Message  Alexander Lemberg le Lun 17 Aoû 2015 - 19:39

Depuis un siècle sous l'impulsion des idées nouvelles, la Zorthodoxie était attaquée. Les coups provenaient d'une minorité bourgeoise libre penseuse et athée. Le premier des peuples zorthodoxes avait lutté contre cet esprit révolutionnaire, l'Église, bien souvent, avait réussi à la refouler sans toutefois l'éradiquer.

La donne avait changée. A la faveur d'élections remportées par les libéraux, le Premier Ministre, le Baron de Finkelstein, avait franchement annoncé la couleur. L'accusée était la Zorthodoxie et son Église, ses crimes; ses privilèges et ses monopoles, ses avocats: les Zollernois.

L'initiative était venu d'un laïc. Robert Zieg était colporteur de son état. Peu cultivé, il ressentait confusément que son pays était en voie de sécularisation, et il ne voyait pas en quoi cela pouvait être bon pour son âme et celle de ses compatriotes. Et puis, un dimanche, le prêtre avait eu cette apostrophe qui l'avait marqué :

" Il est vieux comme le Diable, le monde qu'ils disent nouveau, et qu'ils veulent fonder dans l'absence des Dieux. On nous dit que nous sommes les suppôts des vieilles superstitions ; faut-il en rire ! Mais en face de ces démons qui renaissent de siècle en siècle, nous sommes une jeunesse mes frères et sœurs ! Nous sommes la jeunesse des Dieux.
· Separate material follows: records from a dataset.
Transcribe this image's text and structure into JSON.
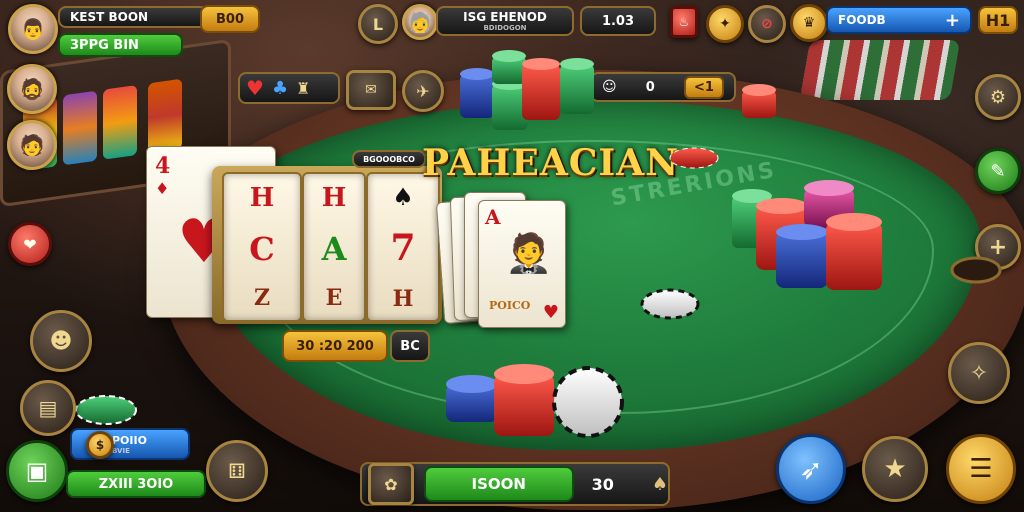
{
  "player": {
    "name": "KEST BOON",
    "balance": "3PPG BIN",
    "bet_value": "B00"
  },
  "top_bar": {
    "level_label": "L",
    "opponent_name": "ISG EHENOD",
    "opponent_sub": "BDIDOGON",
    "pot_value": "1.03",
    "wallet_label": "FOODB",
    "wallet_plus": "+",
    "hi_label": "H1"
  },
  "table": {
    "title": "PAHEACIAN",
    "seat_label": "0",
    "seat_btn": "<1",
    "felt_caption": "STRERIONS",
    "sign_plate": "BGOOOBCO",
    "card_caption": "POICO",
    "bet_amount": "30 :20 200",
    "bet_icon": "BC"
  },
  "reels": [
    [
      "H",
      "C",
      "Z"
    ],
    [
      "H",
      "A",
      "E"
    ],
    [
      "♠",
      "7",
      "H"
    ]
  ],
  "cards": {
    "back_rank": "4",
    "front_rank": "A"
  },
  "left_panel": {
    "promo_label": "POIIO",
    "promo_sub": "BVIE",
    "bottom_bar": "ZXIII 3OIO"
  },
  "bottom_bar": {
    "center_label": "ISOON",
    "count": "30",
    "icon_left": "chip-icon",
    "icon_right": "spade-icon"
  },
  "colors": {
    "felt": "#1f7d3c",
    "rail": "#5a3020",
    "gold": "#f5c33b",
    "green": "#1e8a1a"
  }
}
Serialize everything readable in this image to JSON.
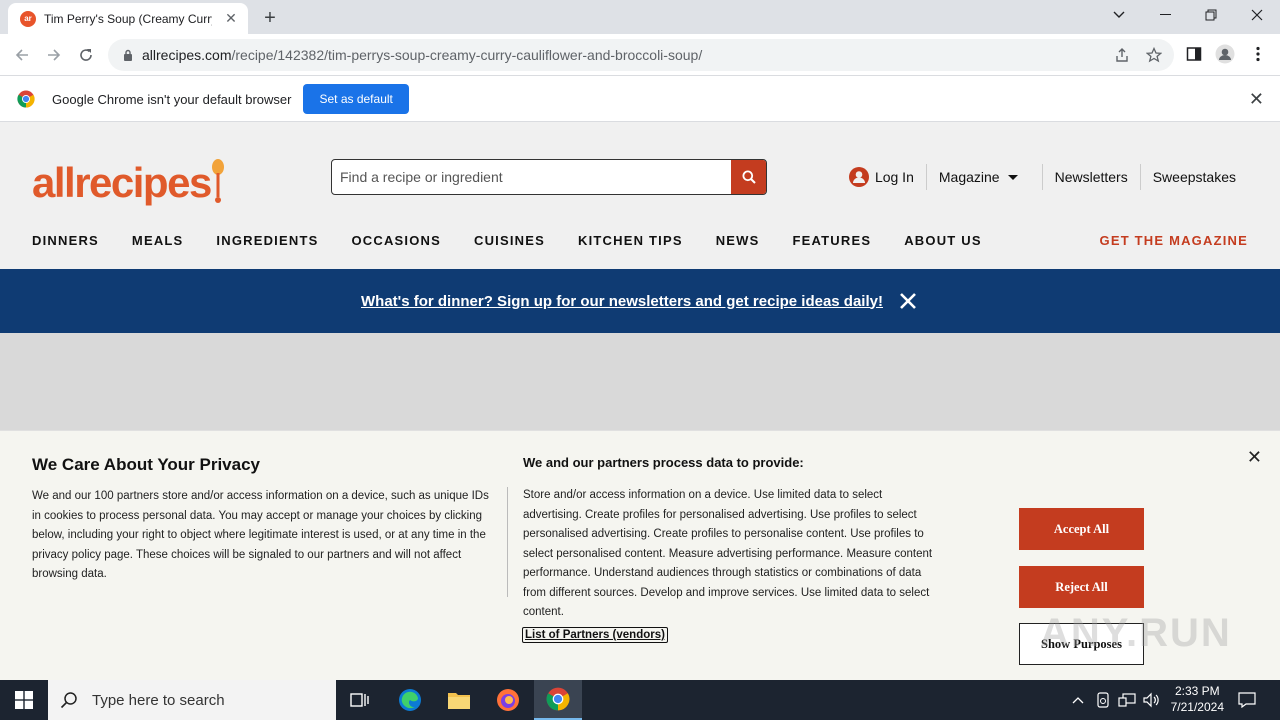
{
  "browser": {
    "tab_title": "Tim Perry's Soup (Creamy Curry",
    "tab_favicon": "ar",
    "url_host": "allrecipes.com",
    "url_path": "/recipe/142382/tim-perrys-soup-creamy-curry-cauliflower-and-broccoli-soup/",
    "infobar_text": "Google Chrome isn't your default browser",
    "set_default_label": "Set as default"
  },
  "site": {
    "logo": "allrecipes",
    "search_placeholder": "Find a recipe or ingredient",
    "login": "Log In",
    "magazine": "Magazine",
    "newsletters": "Newsletters",
    "sweepstakes": "Sweepstakes",
    "nav": [
      "DINNERS",
      "MEALS",
      "INGREDIENTS",
      "OCCASIONS",
      "CUISINES",
      "KITCHEN TIPS",
      "NEWS",
      "FEATURES",
      "ABOUT US"
    ],
    "get_magazine": "GET THE MAGAZINE",
    "banner_text": "What's for dinner? Sign up for our newsletters and get recipe ideas daily!",
    "brand_color": "#e05a2b",
    "banner_color": "#0f3b73"
  },
  "privacy": {
    "title": "We Care About Your Privacy",
    "body": "We and our 100 partners store and/or access information on a device, such as unique IDs in cookies to process personal data. You may accept or manage your choices by clicking below, including your right to object where legitimate interest is used, or at any time in the privacy policy page. These choices will be signaled to our partners and will not affect browsing data.",
    "purposes_title": "We and our partners process data to provide:",
    "purposes_body": "Store and/or access information on a device. Use limited data to select advertising. Create profiles for personalised advertising. Use profiles to select personalised advertising. Create profiles to personalise content. Use profiles to select personalised content. Measure advertising performance. Measure content performance. Understand audiences through statistics or combinations of data from different sources. Develop and improve services. Use limited data to select content.",
    "partners_link": "List of Partners (vendors)",
    "accept": "Accept All",
    "reject": "Reject All",
    "show_purposes": "Show Purposes",
    "watermark": "ANY.RUN"
  },
  "taskbar": {
    "search_placeholder": "Type here to search",
    "time": "2:33 PM",
    "date": "7/21/2024"
  }
}
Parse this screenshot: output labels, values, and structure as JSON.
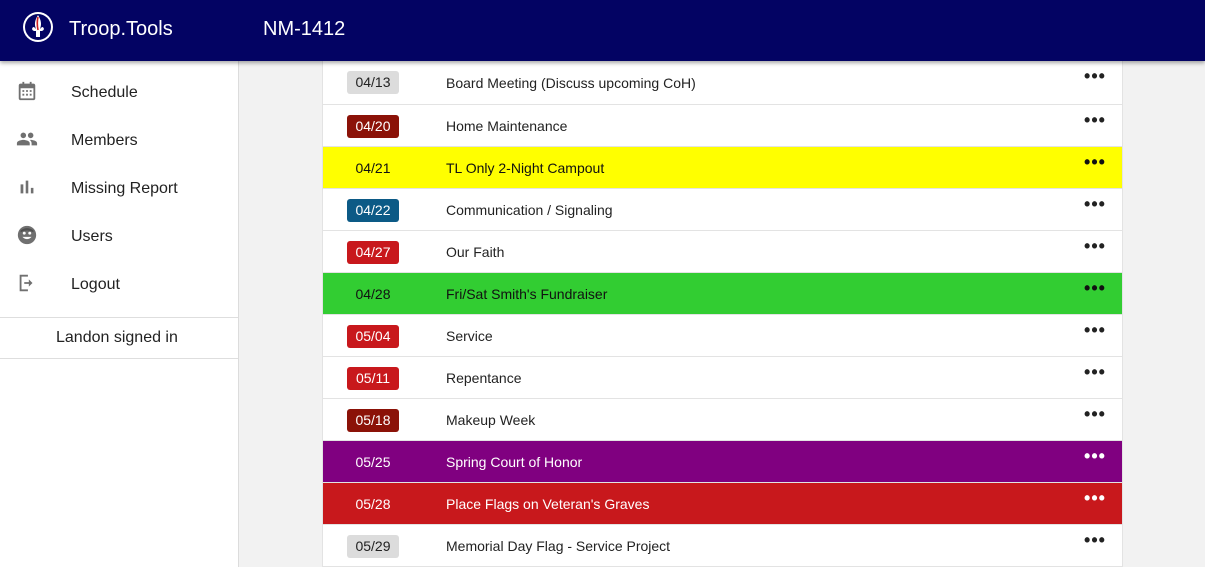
{
  "header": {
    "app_title": "Troop.Tools",
    "unit_title": "NM-1412",
    "background": "#030363"
  },
  "sidebar": {
    "items": [
      {
        "label": "Schedule",
        "icon": "calendar-icon"
      },
      {
        "label": "Members",
        "icon": "people-icon"
      },
      {
        "label": "Missing Report",
        "icon": "bar-chart-icon"
      },
      {
        "label": "Users",
        "icon": "face-icon"
      },
      {
        "label": "Logout",
        "icon": "logout-icon"
      }
    ],
    "signed_in": "Landon signed in"
  },
  "events": [
    {
      "date": "04/13",
      "title": "Board Meeting (Discuss upcoming CoH)",
      "row_bg": "#ffffff",
      "badge_bg": "#dcdcdc",
      "badge_fg": "#222222",
      "row_fg": "#222222"
    },
    {
      "date": "04/20",
      "title": "Home Maintenance",
      "row_bg": "#ffffff",
      "badge_bg": "#8b1208",
      "badge_fg": "#ffffff",
      "row_fg": "#222222"
    },
    {
      "date": "04/21",
      "title": "TL Only 2-Night Campout",
      "row_bg": "#ffff00",
      "badge_bg": "transparent",
      "badge_fg": "#111111",
      "row_fg": "#111111"
    },
    {
      "date": "04/22",
      "title": "Communication / Signaling",
      "row_bg": "#ffffff",
      "badge_bg": "#0c5a86",
      "badge_fg": "#ffffff",
      "row_fg": "#222222"
    },
    {
      "date": "04/27",
      "title": "Our Faith",
      "row_bg": "#ffffff",
      "badge_bg": "#c8181c",
      "badge_fg": "#ffffff",
      "row_fg": "#222222"
    },
    {
      "date": "04/28",
      "title": "Fri/Sat Smith's Fundraiser",
      "row_bg": "#32cd32",
      "badge_bg": "transparent",
      "badge_fg": "#111111",
      "row_fg": "#111111"
    },
    {
      "date": "05/04",
      "title": "Service",
      "row_bg": "#ffffff",
      "badge_bg": "#c8181c",
      "badge_fg": "#ffffff",
      "row_fg": "#222222"
    },
    {
      "date": "05/11",
      "title": "Repentance",
      "row_bg": "#ffffff",
      "badge_bg": "#c8181c",
      "badge_fg": "#ffffff",
      "row_fg": "#222222"
    },
    {
      "date": "05/18",
      "title": "Makeup Week",
      "row_bg": "#ffffff",
      "badge_bg": "#8b1208",
      "badge_fg": "#ffffff",
      "row_fg": "#222222"
    },
    {
      "date": "05/25",
      "title": "Spring Court of Honor",
      "row_bg": "#800080",
      "badge_bg": "transparent",
      "badge_fg": "#ffffff",
      "row_fg": "#ffffff"
    },
    {
      "date": "05/28",
      "title": "Place Flags on Veteran's Graves",
      "row_bg": "#c8181c",
      "badge_bg": "transparent",
      "badge_fg": "#ffffff",
      "row_fg": "#ffffff"
    },
    {
      "date": "05/29",
      "title": "Memorial Day Flag - Service Project",
      "row_bg": "#ffffff",
      "badge_bg": "#dcdcdc",
      "badge_fg": "#222222",
      "row_fg": "#222222"
    }
  ],
  "more_label": "•••"
}
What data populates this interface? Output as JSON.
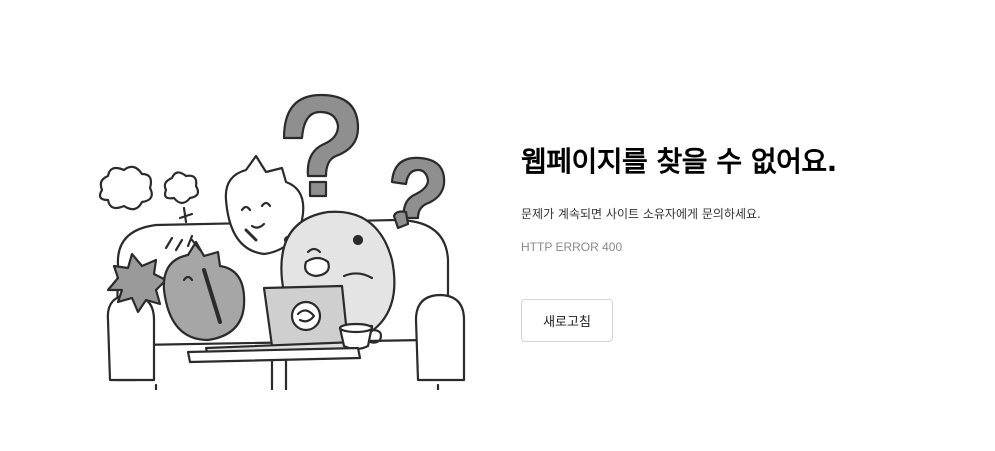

La jeunesse de la fidélité ! "

Le lendemain, sur les conseils du prêtre, Robert Zieg avait maladroitement écrit une lettre au Défenseur de la Foi. Dans un style déplorable, et un vocabulaire limité, il avait tenté de mettre des mots sur ses angoisses et ses peurs, mais aussi sur son espoir et la confiance qu'il nourrissait envers son souverain.

Ce fut la première supplique adressée à Victor-August Ier.

Des dizaines d'autres avaient suivi. Des zollernois de toutes conditions protestaient contre l'esprit du gouvernement. L'Eglise et les laïcs militants avaient pris le train en marche.

Lemberg, figure appréciée des pratiquants, avait voulu ordonner tout cela. Tout les cahiers de doléances échouaient dorénavant sur son bureau. Combien en avait-il ? Vingt mille ? Cinquante mille ? Cent mille ? Les lettres provenaient aussi de grands seigneurs et de grands bourgeois. Ils n'avaient vu nul opprobre à se joindre à un mouvement issu de si basse extraction. C'est que tous ces Zollernois se savaient être frères et membres d'un même corps, et ce bien avant que les libéraux prétendent instaurer l'égalité.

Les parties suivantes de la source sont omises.